A Marginal Voluntariado, uma empresa de «gestão de projectos de voluntariado em eventos», está ligada à angariação de 200 pessoas dispostas a trabalhar no evento durante duas semanas. Os seleccionados serão distribuídos por oito áreas: apoio a actividades e animações, credenciação, gabinete de imprensa, gestão de público, produção/logística, produção voluntariado, cobertura vídeo do voluntariado e cobertura fotográfica do voluntariado. E o que recebem em troca?
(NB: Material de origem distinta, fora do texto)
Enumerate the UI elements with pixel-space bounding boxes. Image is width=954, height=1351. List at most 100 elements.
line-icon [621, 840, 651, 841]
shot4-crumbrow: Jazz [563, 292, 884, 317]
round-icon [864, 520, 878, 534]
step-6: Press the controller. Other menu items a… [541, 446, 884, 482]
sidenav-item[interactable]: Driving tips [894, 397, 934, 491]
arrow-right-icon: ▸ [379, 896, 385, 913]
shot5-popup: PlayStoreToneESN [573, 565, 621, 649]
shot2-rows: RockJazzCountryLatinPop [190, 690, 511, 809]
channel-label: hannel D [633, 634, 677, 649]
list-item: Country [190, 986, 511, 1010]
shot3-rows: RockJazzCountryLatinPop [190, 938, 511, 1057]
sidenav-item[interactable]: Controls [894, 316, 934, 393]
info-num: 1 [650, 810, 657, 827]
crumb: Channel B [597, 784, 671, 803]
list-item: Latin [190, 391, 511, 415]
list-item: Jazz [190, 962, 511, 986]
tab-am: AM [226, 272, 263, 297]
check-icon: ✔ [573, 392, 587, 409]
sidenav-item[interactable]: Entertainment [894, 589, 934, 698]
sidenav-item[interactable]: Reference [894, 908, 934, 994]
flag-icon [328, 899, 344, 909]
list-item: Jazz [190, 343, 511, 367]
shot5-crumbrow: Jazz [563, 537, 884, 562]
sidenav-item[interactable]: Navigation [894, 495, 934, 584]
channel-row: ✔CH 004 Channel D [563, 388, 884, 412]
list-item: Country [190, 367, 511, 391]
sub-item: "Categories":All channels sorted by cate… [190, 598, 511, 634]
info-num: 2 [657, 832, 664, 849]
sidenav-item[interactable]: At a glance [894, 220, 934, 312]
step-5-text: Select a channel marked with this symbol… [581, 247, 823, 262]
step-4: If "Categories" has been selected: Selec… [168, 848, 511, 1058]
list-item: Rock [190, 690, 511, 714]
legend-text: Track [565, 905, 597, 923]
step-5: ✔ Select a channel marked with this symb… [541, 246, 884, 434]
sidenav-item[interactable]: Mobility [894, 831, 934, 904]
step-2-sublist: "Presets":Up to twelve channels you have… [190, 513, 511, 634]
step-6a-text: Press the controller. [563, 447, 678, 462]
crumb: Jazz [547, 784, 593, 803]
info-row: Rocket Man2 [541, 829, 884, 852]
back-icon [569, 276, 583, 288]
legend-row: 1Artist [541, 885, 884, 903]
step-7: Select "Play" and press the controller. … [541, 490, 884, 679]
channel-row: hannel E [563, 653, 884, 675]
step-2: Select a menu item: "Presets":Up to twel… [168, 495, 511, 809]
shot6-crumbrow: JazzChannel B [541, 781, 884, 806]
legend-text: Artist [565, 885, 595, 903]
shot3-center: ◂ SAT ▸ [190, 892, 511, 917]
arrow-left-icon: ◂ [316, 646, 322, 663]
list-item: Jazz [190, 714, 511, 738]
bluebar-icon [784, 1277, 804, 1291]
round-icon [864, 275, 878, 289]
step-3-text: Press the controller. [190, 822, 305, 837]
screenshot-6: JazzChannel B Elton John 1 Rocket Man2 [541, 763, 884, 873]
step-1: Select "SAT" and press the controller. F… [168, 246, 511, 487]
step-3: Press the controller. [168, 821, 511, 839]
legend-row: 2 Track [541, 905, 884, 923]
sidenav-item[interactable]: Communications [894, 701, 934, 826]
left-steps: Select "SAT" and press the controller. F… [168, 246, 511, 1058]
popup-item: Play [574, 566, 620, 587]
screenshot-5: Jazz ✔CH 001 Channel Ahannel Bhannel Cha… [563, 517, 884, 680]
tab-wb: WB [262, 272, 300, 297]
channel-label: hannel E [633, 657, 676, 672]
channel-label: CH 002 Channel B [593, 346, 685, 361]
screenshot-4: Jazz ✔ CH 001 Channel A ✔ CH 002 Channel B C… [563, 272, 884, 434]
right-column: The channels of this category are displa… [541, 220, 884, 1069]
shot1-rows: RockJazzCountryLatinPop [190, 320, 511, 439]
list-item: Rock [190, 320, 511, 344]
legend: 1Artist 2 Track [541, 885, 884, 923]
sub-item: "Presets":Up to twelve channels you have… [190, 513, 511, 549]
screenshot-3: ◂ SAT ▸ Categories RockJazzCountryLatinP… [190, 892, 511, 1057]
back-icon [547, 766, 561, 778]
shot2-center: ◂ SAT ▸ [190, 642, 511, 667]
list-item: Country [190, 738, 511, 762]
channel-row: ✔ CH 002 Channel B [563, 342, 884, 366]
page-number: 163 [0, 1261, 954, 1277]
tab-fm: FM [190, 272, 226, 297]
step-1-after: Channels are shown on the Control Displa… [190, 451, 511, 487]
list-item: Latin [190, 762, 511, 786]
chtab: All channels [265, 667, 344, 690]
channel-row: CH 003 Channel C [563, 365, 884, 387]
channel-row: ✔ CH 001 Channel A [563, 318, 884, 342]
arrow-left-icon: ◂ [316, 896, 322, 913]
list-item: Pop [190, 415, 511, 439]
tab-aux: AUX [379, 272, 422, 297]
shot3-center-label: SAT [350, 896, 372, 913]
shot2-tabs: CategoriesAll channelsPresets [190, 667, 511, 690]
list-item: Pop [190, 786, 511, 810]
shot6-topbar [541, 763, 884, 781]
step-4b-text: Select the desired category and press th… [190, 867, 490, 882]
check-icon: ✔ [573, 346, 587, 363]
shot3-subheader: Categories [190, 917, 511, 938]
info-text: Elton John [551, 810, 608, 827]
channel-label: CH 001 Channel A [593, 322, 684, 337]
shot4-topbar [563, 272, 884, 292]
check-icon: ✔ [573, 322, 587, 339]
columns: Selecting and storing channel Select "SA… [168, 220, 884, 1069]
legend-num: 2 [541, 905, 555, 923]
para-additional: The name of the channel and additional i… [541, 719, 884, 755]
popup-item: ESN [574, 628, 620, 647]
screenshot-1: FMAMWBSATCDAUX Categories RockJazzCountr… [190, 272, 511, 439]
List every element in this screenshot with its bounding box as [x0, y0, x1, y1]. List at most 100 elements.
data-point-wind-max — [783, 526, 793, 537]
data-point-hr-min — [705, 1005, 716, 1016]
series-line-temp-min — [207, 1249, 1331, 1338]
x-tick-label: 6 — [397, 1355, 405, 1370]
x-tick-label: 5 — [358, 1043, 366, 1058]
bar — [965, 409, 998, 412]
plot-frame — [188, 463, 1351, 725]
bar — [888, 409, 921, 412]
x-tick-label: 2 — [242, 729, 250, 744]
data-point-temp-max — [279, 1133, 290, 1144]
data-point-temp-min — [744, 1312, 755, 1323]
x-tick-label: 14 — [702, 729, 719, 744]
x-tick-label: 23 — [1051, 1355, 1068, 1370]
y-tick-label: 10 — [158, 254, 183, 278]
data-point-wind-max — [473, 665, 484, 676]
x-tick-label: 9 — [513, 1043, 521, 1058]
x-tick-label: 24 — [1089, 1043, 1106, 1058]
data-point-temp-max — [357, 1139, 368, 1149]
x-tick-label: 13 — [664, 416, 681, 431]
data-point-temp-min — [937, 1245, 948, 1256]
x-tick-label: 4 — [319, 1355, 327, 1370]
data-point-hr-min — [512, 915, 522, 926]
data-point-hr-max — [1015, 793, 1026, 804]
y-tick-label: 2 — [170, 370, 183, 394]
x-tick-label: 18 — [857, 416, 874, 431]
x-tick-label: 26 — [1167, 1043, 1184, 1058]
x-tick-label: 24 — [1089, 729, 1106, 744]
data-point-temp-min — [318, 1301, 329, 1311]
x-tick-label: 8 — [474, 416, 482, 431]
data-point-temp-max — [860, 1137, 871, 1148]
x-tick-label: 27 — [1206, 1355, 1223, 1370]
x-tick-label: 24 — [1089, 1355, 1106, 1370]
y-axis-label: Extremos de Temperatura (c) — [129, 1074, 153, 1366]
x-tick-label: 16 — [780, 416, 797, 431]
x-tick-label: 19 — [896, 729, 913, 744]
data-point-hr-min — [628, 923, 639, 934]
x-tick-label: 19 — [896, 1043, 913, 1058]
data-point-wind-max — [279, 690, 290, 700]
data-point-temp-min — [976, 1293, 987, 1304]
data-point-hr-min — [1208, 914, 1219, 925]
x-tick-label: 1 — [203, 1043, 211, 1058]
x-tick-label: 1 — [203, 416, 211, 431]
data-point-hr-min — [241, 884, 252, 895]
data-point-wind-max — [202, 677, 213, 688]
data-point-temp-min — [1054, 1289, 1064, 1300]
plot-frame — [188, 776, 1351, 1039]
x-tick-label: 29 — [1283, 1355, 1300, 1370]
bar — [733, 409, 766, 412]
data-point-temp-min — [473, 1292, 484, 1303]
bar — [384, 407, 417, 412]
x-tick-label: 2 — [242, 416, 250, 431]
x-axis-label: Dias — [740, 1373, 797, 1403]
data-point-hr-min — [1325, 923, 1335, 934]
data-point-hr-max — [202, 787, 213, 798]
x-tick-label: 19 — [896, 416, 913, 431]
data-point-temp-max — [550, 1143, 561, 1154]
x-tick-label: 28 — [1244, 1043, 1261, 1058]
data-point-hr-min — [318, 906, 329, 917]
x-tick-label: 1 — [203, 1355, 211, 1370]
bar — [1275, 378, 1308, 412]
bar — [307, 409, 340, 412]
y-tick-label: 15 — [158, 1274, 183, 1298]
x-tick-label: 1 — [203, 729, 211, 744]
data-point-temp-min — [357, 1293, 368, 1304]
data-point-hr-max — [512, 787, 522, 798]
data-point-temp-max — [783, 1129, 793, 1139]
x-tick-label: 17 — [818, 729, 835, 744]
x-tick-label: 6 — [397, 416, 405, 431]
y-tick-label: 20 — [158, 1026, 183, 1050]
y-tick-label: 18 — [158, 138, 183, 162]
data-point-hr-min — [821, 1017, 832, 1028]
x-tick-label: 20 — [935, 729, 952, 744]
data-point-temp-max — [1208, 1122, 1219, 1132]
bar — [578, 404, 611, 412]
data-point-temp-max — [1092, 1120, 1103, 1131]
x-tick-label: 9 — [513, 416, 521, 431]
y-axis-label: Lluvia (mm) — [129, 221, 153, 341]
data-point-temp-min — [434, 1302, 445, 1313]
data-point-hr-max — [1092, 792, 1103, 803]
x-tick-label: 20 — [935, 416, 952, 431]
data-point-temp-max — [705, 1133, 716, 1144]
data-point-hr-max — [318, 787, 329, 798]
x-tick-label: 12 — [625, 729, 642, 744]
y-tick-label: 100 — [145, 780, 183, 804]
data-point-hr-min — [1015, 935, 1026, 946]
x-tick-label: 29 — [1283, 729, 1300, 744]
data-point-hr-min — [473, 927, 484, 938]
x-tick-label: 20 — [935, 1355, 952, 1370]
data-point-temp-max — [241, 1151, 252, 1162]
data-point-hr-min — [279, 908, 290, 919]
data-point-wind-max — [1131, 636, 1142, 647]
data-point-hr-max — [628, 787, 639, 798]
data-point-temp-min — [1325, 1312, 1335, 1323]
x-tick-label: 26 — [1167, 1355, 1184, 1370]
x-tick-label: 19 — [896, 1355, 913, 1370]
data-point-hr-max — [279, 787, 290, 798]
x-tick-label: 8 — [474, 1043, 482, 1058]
Uma t-shirt, uma refeição ou lanche (consoante o horário), alternativas de transporte gratuito, seguro obrigatório, certificado de participação «e, obviamente, a possibilidade de se divertir imenso!». Remuneração ou bolsa não há. E todo o processo é feito em parceria com o Estado, através do Instituto Português do Desporto e Juventude que também divulga o pedido de voluntários.
Concordamos que a participação nestes projectos pode trazer benefícios pessoais, sociais e profissionais aos jovens. Mas todo esse ganho se manteria caso fossem remunerados. Qual o motivo que justifica que trabalhem gratuitamente para uma entidade privada com fins lucrativos? Basta ver os números da corrida e a sua lista de patrocinadores para perceber que não será certamente a falta de receitas.